Go Contrarian to Avoid Correlation
The odds are still stacked against individual investors, but if you're willing to look outside the world of income stocks, contrarian funds may be a good investment, writes Kevin McDevitt of Morningstar FundInvestor.
With money rushing into index funds, active contrarians may offer a way to cut risk.
These funds may be of special interest to risk-averse investors who want equity exposure but are concerned about market risk. That’s understandable, since the whole notion of market risk has been turned upside down in recent years, not just by frightful headlines, but also by the headlong rush into passively managed index vehicles, open-end funds, and ETFs alike.
Nearly $575 billion, or more than 20% of beginning assets, left actively managed US stock funds from May 2006 through August 2012. Over that same span, passively managed vehicles collected $350 billion.
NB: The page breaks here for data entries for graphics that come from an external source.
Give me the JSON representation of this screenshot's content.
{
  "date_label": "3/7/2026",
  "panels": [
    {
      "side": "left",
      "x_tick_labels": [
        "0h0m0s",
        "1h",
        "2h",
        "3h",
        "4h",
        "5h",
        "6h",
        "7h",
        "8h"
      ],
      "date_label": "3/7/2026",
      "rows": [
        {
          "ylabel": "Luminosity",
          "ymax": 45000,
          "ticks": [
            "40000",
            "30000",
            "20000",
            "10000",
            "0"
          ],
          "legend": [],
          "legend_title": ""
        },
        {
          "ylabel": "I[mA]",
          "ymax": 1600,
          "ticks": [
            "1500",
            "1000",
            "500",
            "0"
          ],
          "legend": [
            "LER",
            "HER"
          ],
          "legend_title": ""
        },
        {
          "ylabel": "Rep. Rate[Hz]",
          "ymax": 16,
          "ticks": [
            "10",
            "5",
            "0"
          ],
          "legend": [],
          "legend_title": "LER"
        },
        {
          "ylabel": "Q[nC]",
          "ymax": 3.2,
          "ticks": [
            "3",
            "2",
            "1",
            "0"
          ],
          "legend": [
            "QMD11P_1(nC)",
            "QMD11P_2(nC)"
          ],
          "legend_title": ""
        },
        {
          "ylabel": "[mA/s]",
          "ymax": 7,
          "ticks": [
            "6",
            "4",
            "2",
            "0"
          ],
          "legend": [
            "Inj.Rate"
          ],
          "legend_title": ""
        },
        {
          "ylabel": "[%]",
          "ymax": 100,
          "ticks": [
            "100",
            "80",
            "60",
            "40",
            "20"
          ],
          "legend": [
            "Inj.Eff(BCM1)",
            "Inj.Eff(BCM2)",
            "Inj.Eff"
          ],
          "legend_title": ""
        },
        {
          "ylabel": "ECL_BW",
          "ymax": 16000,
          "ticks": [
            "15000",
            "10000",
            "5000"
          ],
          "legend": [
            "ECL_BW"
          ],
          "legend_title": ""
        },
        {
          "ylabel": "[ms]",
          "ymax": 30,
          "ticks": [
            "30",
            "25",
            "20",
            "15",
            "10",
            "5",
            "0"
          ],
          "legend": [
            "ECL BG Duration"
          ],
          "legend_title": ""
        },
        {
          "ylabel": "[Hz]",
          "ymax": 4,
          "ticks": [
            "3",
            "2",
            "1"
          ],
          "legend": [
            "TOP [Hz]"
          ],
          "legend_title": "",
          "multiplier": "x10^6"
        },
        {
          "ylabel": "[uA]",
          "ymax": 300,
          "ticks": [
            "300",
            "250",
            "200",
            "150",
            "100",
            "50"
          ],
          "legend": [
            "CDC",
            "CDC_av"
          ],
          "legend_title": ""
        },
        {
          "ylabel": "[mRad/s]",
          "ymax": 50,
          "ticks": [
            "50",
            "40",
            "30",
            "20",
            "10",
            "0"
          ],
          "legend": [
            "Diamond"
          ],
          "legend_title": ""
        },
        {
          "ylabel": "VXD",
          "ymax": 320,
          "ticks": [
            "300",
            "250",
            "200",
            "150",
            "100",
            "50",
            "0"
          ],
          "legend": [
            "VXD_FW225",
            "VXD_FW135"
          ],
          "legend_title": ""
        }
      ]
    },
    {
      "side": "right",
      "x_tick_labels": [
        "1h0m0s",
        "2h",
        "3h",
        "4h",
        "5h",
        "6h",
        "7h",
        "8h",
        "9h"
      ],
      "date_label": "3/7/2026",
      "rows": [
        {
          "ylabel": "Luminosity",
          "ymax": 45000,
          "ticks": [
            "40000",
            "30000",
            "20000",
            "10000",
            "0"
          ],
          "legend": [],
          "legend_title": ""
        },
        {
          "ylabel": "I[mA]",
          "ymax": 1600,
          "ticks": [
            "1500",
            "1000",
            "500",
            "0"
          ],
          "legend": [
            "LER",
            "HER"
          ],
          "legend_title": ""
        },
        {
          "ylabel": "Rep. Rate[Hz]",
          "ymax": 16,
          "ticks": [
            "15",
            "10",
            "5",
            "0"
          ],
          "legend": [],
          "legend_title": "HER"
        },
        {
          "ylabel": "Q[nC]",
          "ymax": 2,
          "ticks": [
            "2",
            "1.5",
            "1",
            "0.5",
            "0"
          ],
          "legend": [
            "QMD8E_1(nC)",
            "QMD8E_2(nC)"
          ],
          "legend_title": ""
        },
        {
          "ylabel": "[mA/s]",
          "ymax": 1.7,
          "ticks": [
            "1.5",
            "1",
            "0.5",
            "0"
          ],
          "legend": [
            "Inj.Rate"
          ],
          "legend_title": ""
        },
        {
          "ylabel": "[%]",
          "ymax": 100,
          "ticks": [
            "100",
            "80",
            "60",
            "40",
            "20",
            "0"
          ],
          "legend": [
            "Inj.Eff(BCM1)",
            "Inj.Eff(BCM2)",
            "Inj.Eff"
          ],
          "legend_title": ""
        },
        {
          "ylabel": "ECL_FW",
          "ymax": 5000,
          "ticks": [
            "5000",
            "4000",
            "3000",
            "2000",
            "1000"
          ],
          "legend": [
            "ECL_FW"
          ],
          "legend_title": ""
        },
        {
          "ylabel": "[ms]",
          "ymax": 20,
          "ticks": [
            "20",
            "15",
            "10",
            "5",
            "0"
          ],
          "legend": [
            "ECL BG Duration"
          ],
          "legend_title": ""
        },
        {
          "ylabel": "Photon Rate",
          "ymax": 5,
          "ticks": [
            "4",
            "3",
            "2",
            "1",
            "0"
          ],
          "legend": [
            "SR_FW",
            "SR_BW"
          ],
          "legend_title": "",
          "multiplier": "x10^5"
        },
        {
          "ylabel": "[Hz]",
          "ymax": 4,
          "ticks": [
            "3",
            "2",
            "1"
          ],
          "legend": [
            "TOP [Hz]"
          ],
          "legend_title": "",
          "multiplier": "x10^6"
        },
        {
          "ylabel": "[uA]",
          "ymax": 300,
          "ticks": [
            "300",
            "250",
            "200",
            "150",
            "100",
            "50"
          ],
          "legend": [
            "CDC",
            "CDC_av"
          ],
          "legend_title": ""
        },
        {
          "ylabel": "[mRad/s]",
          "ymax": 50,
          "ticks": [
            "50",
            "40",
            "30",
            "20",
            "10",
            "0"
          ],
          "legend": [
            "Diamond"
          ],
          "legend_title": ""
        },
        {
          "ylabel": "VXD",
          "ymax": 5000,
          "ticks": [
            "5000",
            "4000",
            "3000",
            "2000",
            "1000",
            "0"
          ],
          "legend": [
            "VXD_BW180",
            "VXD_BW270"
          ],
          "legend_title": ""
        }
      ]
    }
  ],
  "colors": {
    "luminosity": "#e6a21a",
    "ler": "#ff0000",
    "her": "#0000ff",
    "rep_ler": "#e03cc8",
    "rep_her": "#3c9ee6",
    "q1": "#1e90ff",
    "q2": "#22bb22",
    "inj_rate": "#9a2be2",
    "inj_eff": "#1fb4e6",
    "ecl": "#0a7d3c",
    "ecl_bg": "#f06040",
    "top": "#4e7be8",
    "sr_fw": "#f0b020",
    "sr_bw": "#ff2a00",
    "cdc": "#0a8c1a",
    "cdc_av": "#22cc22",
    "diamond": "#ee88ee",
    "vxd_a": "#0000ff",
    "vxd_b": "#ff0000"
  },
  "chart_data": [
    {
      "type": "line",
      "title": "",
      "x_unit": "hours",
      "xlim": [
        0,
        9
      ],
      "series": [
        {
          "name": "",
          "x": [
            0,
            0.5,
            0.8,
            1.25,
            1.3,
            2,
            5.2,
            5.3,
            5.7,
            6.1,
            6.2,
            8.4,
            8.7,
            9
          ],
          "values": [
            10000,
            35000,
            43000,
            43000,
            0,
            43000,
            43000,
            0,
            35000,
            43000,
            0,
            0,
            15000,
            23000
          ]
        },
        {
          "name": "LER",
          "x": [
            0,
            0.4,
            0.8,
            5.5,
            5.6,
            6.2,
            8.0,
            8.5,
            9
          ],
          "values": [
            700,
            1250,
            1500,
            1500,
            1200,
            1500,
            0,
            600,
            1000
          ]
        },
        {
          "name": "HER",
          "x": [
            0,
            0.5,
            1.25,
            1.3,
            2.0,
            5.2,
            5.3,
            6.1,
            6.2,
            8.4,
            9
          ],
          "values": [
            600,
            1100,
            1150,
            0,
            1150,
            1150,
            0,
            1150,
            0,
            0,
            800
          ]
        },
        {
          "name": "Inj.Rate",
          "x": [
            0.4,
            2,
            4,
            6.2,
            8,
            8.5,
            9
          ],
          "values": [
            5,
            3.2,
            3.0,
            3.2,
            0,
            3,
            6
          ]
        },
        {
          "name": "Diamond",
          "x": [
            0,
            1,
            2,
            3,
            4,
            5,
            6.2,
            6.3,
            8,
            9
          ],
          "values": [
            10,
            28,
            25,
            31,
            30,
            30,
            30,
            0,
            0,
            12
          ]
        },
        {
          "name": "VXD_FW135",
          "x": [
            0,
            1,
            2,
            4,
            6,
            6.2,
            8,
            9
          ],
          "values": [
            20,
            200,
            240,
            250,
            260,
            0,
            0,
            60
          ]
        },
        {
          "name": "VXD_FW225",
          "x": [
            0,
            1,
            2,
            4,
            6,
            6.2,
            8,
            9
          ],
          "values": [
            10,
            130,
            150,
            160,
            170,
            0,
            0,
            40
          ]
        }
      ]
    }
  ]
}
As a result, passive fund market share has roughly doubled over the past ten years to 33% of US stock fund assets.
The problem with the increasing popularity of index funds is that it could diminish some of their virtues. To be sure, the case for index funds is very compelling. They offer low costs, broad diversification, and generally competitive risk-adjusted returns versus category peers without much manager risk (that is, the risk that a fund manager underperforms his index).
But flows into passively managed funds have arguably diminished the benefits of diversification and increased risk in equity markets. In a paper published this spring in the Financial Analysts Journal, Rodney Sullivan at the CFA Institute and Morningstar Investment Management’s James Xiong argue that ETF flows in particular have contributed to increased correlations among stocks, as they increasingly trade as part of index baskets rather than individually.
They estimate that ETF trading now accounts for roughly one-third of all trading in the US.